At the same time, the issue with these generic interview questions is that every candidate will be well prepared to answer them.
The trick is not to ask generic questions to which you're likely to receive generic answers and call it a day; hooray, you've found the ideal candidate that gave the most generic answers.
On the contrary: if you want to pinpoint the right candidate, you must understand how they think, act in stressful situations, what they aspire for, etc.
One way to gain insights into a candidate's critical-thinking abilities, tech savviness, and interpersonal skills is to immerse them in unconventional scenarios.
For instance, let's say you're interviewing an engineering candidate. To test their critical-thinking skills and tech savviness skills, you can ask the candidate the following questions:
- How would you design an app for accessibility?
- What is the most difficult project you have worked on, and how did you get through the challenging tasks?
- What is your favorite type of work to do in the engineering field and why?
Another interesting approach is to ask unusual non-engineering questions that can reveal a great deal about a candidate. For example:
- If you need to describe yourself as an animal, what animal would you be?
- What is the best quality people perceive first about you?
- If you weren't an engineer, what would you be?
Implement an Employee Referral/Ambassador Program
Employee referral programs work great because they help you target passive and active talent. Although passive talent is not looking to switch jobs, they can still be open to a better opportunity if you make them a good offer.

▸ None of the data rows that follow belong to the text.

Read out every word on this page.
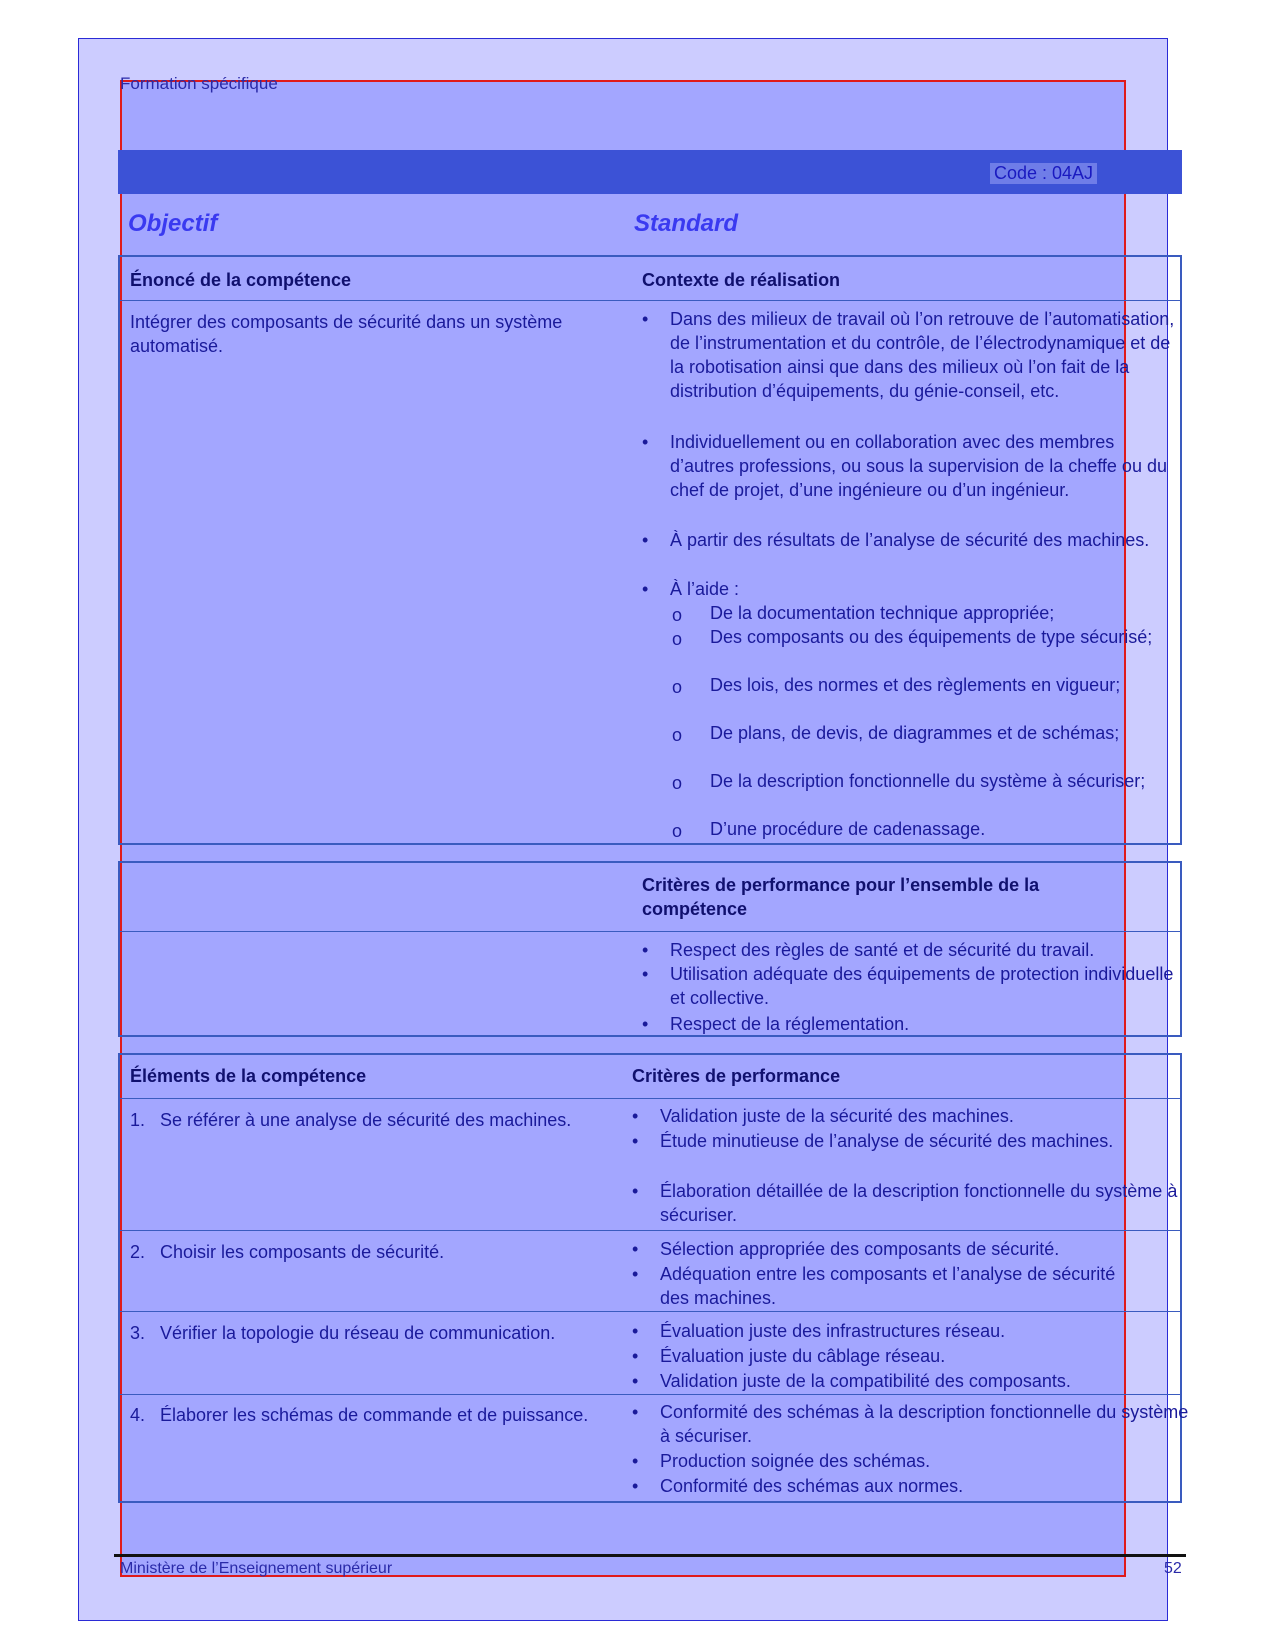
Formation spécifique
Code : 04AJ
Objectif	Standard
Énoncé de la compétence	Contexte de réalisation
Intégrer des composants de sécurité dans un système automatisé.
• Dans des milieux de travail où l’on retrouve de l’automatisation, de l’instrumentation et du contrôle, de l’électrodynamique et de la robotisation ainsi que dans des milieux où l’on fait de la distribution d’équipements, du génie-conseil, etc.
• Individuellement ou en collaboration avec des membres d’autres professions, ou sous la supervision de la cheffe ou du chef de projet, d’une ingénieure ou d’un ingénieur.
• À partir des résultats de l’analyse de sécurité des machines.
• À l’aide :
o De la documentation technique appropriée;
o Des composants ou des équipements de type sécurisé;
o Des lois, des normes et des règlements en vigueur;
o De plans, de devis, de diagrammes et de schémas;
o De la description fonctionnelle du système à sécuriser;
o D’une procédure de cadenassage.
Critères de performance pour l’ensemble de la compétence
• Respect des règles de santé et de sécurité du travail.
• Utilisation adéquate des équipements de protection individuelle et collective.
• Respect de la réglementation.
Éléments de la compétence	Critères de performance
1. Se référer à une analyse de sécurité des machines.	• Validation juste de la sécurité des machines.
• Étude minutieuse de l’analyse de sécurité des machines.
• Élaboration détaillée de la description fonctionnelle du système à sécuriser.
2. Choisir les composants de sécurité.	• Sélection appropriée des composants de sécurité.
• Adéquation entre les composants et l’analyse de sécurité des machines.
3. Vérifier la topologie du réseau de communication.	• Évaluation juste des infrastructures réseau.
• Évaluation juste du câblage réseau.
• Validation juste de la compatibilité des composants.
4. Élaborer les schémas de commande et de puissance.	• Conformité des schémas à la description fonctionnelle du système à sécuriser.
• Production soignée des schémas.
• Conformité des schémas aux normes.
Ministère de l’Enseignement supérieur	52
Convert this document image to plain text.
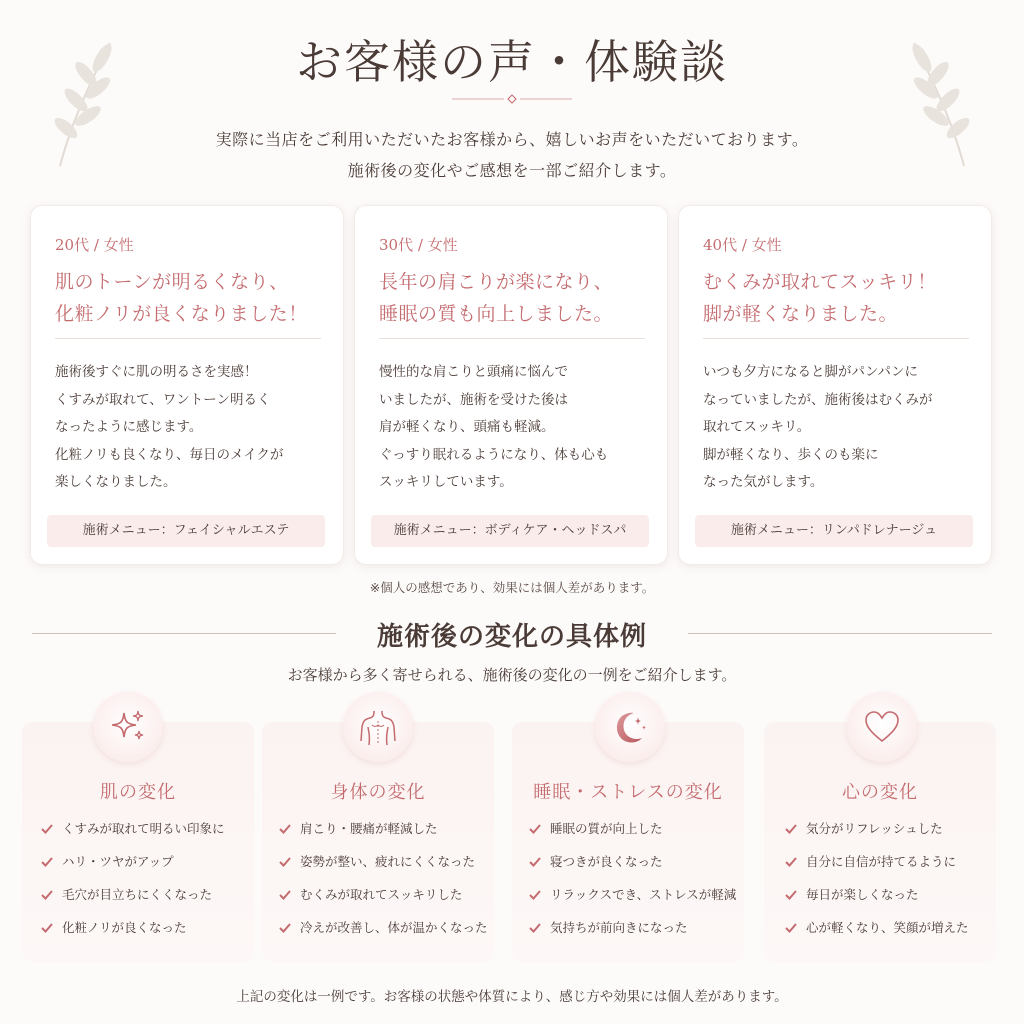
お客様の声・体験談

実際に当店をご利用いただいたお客様から、嬉しいお声をいただいております。

施術後の変化やご感想を一部ご紹介します。

20代 / 女性
肌のトーンが明るくなり、
化粧ノリが良くなりました！
施術後すぐに肌の明るさを実感！
くすみが取れて、ワントーン明るく
なったように感じます。
化粧ノリも良くなり、毎日のメイクが
楽しくなりました。
施術メニュー：フェイシャルエステ
30代 / 女性
長年の肩こりが楽になり、
睡眠の質も向上しました。
慢性的な肩こりと頭痛に悩んで
いましたが、施術を受けた後は
肩が軽くなり、頭痛も軽減。
ぐっすり眠れるようになり、体も心も
スッキリしています。
施術メニュー：ボディケア・ヘッドスパ
40代 / 女性
むくみが取れてスッキリ！
脚が軽くなりました。
いつも夕方になると脚がパンパンに
なっていましたが、施術後はむくみが
取れてスッキリ。
脚が軽くなり、歩くのも楽に
なった気がします。
施術メニュー：リンパドレナージュ

※個人の感想であり、効果には個人差があります。

施術後の変化の具体例

お客様から多く寄せられる、施術後の変化の一例をご紹介します。

肌の変化
くすみが取れて明るい印象に
ハリ・ツヤがアップ
毛穴が目立ちにくくなった
化粧ノリが良くなった
身体の変化
肩こり・腰痛が軽減した
姿勢が整い、疲れにくくなった
むくみが取れてスッキリした
冷えが改善し、体が温かくなった
睡眠・ストレスの変化
睡眠の質が向上した
寝つきが良くなった
リラックスでき、ストレスが軽減
気持ちが前向きになった
心の変化
気分がリフレッシュした
自分に自信が持てるように
毎日が楽しくなった
心が軽くなり、笑顔が増えた

上記の変化は一例です。お客様の状態や体質により、感じ方や効果には個人差があります。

The reason why so many companies implement employee referral programs is that these programs tend to yield high-quality candidates. In fact, referral hires come with a higher retention rate and take the shortest time to recruit and onboard.
The cornerstone of successful employee referral programs are incentives. Incentives don't have to be monetary. You can offer other forms of incentives, like gift cards, paid time off, company swag, and more.

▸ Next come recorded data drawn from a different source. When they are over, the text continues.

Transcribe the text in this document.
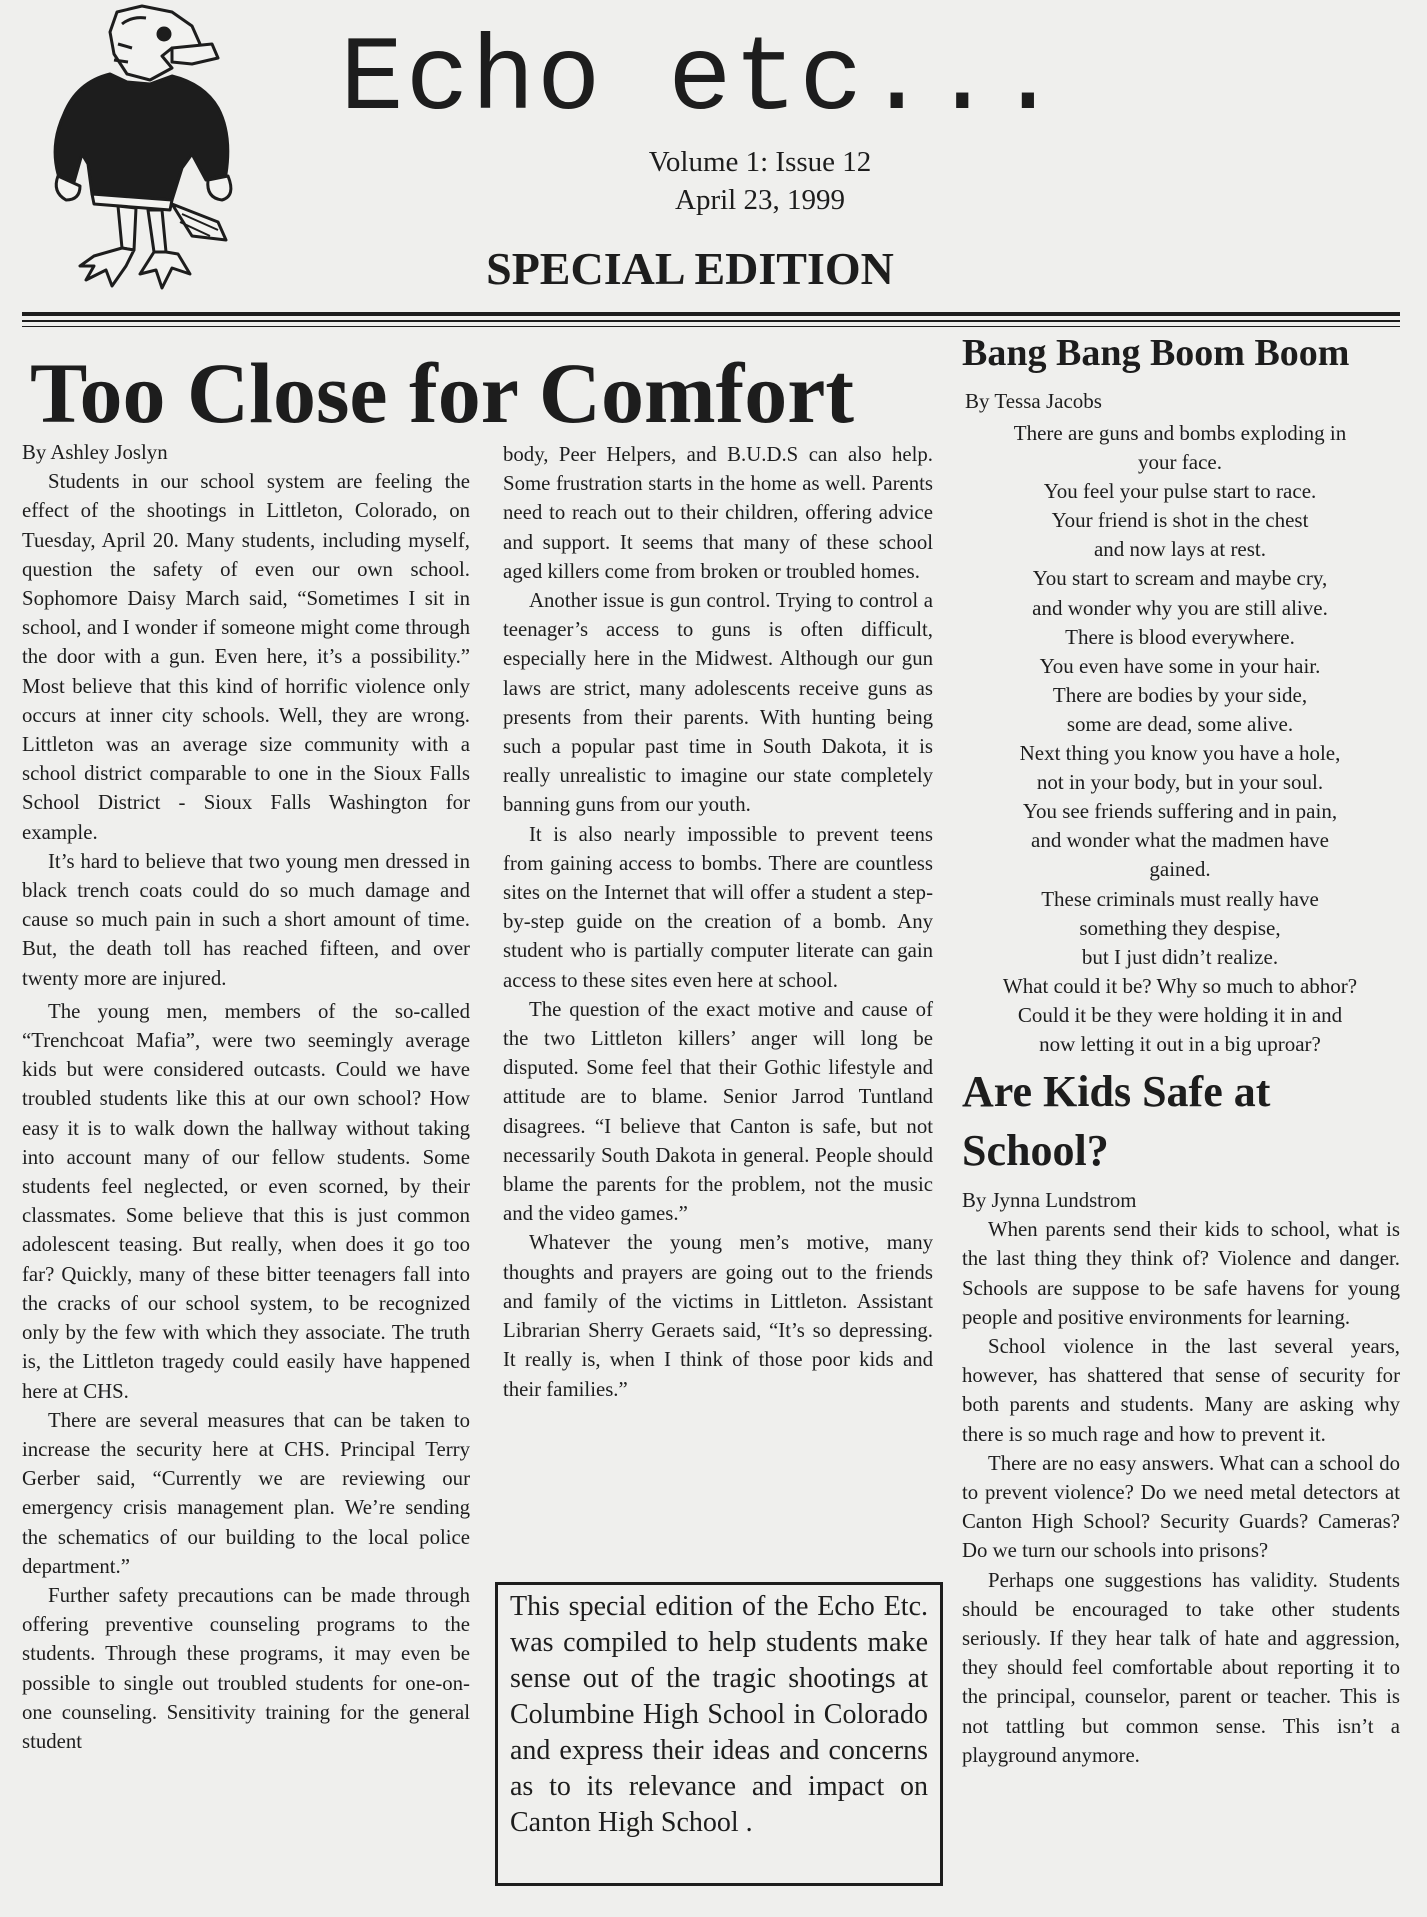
Echo etc...
Volume 1: Issue 12
April 23, 1999
SPECIAL EDITION
Too Close for Comfort

By Ashley Joslyn

Students in our school system are feeling the effect of the shootings in Littleton, Colorado, on Tuesday, April 20. Many students, including myself, question the safety of even our own school. Sophomore Daisy March said, “Sometimes I sit in school, and I wonder if someone might come through the door with a gun. Even here, it’s a possibility.” Most believe that this kind of horrific violence only occurs at inner city schools. Well, they are wrong. Littleton was an average size community with a school district comparable to one in the Sioux Falls School District - Sioux Falls Washington for example.

It’s hard to believe that two young men dressed in black trench coats could do so much damage and cause so much pain in such a short amount of time. But, the death toll has reached fifteen, and over twenty more are injured.

The young men, members of the so-called “Trenchcoat Mafia”, were two seemingly average kids but were considered outcasts. Could we have troubled students like this at our own school? How easy it is to walk down the hallway without taking into account many of our fellow students. Some students feel neglected, or even scorned, by their classmates. Some believe that this is just common adolescent teasing. But really, when does it go too far? Quickly, many of these bitter teenagers fall into the cracks of our school system, to be recognized only by the few with which they associate. The truth is, the Littleton tragedy could easily have happened here at CHS.

There are several measures that can be taken to increase the security here at CHS. Principal Terry Gerber said, “Currently we are reviewing our emergency crisis management plan. We’re sending the schematics of our building to the local police department.”

Further safety precautions can be made through offering preventive counseling programs to the students. Through these programs, it may even be possible to single out troubled students for one-on-one counseling. Sensitivity training for the general student

body, Peer Helpers, and B.U.D.S can also help. Some frustration starts in the home as well. Parents need to reach out to their children, offering advice and support. It seems that many of these school aged killers come from broken or troubled homes.

Another issue is gun control. Trying to control a teenager’s access to guns is often difficult, especially here in the Midwest. Although our gun laws are strict, many adolescents receive guns as presents from their parents. With hunting being such a popular past time in South Dakota, it is really unrealistic to imagine our state completely banning guns from our youth.

It is also nearly impossible to prevent teens from gaining access to bombs. There are countless sites on the Internet that will offer a student a step-by-step guide on the creation of a bomb. Any student who is partially computer literate can gain access to these sites even here at school.

The question of the exact motive and cause of the two Littleton killers’ anger will long be disputed. Some feel that their Gothic lifestyle and attitude are to blame. Senior Jarrod Tuntland disagrees. “I believe that Canton is safe, but not necessarily South Dakota in general. People should blame the parents for the problem, not the music and the video games.”

Whatever the young men’s motive, many thoughts and prayers are going out to the friends and family of the victims in Littleton. Assistant Librarian Sherry Geraets said, “It’s so depressing. It really is, when I think of those poor kids and their families.”

This special edition of the Echo Etc. was compiled to help students make sense out of the tragic shootings at Columbine High School in Colorado and express their ideas and concerns as to its relevance and impact on Canton High School .
Bang Bang Boom Boom
By Tessa Jacobs
There are guns and bombs exploding in
your face.
You feel your pulse start to race.
Your friend is shot in the chest
and now lays at rest.
You start to scream and maybe cry,
and wonder why you are still alive.
There is blood everywhere.
You even have some in your hair.
There are bodies by your side,
some are dead, some alive.
Next thing you know you have a hole,
not in your body, but in your soul.
You see friends suffering and in pain,
and wonder what the madmen have
gained.
These criminals must really have
something they despise,
but I just didn’t realize.
What could it be? Why so much to abhor?
Could it be they were holding it in and
now letting it out in a big uproar?
Are Kids Safe at School?

By Jynna Lundstrom

When parents send their kids to school, what is the last thing they think of? Violence and danger. Schools are suppose to be safe havens for young people and positive environments for learning.

School violence in the last several years, however, has shattered that sense of security for both parents and students. Many are asking why there is so much rage and how to prevent it.

There are no easy answers. What can a school do to prevent violence? Do we need metal detectors at Canton High School? Security Guards? Cameras? Do we turn our schools into prisons?

Perhaps one suggestions has validity. Students should be encouraged to take other students seriously. If they hear talk of hate and aggression, they should feel comfortable about reporting it to the principal, counselor, parent or teacher. This is not tattling but common sense. This isn’t a playground anymore.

And if you want your existing employees to refer their friends, you have to make it easy for them to do so; people have a distaste for friction nowadays. One idea is to give existing employees access to add talent to your ATS. To encourage them to promote your open roles, offer email and social sharing templates.
Here's another useful tip: always accept referrals, even if there's no vacancy. You might not be hiring for that position at the moment, but one of the main benefits of employee referral programs is having that specific skill set stored in your system to have a person on hand once the position opens.
Work With Reputable Talent Networks
You'll be shocked to learn how many strong candidates hide in a tech talent network.
Whether you have an overworked two-person engineering team or need an extra pair of hands to build new features or products, these talent networks can supply you with high-quality candidates swiftly and cost-effectively.
And the best thing is that talent at these networks undergoes a rigorous screening process that analyzes their technical skills, aptitude, and personality. You'll be able to find talent that delivers across a range of requirements, including technical skills, time zone, language, background, teamwork, and communication.
You can hire full-time or part-time contractors, scale up and down as needed, and work with 100% remote talent. Whether you need a Laravel or a React engineer, a full-stack engineer, or a QA engineer, talent networks have candidates available in just a few days to hit the ground running. They'll attend your internal team calls, access your support tools, and overall feel like they're part of the team.
Hiring the right tech talent doesn't have to be mission impossible and a headache. There's a solution for every problem, and accepting the status quo shouldn't be your approach.
By adopting some of these hiring strategies, you can go from "I hired the wrong candidate" to "I hired the best candidate the company could ask for."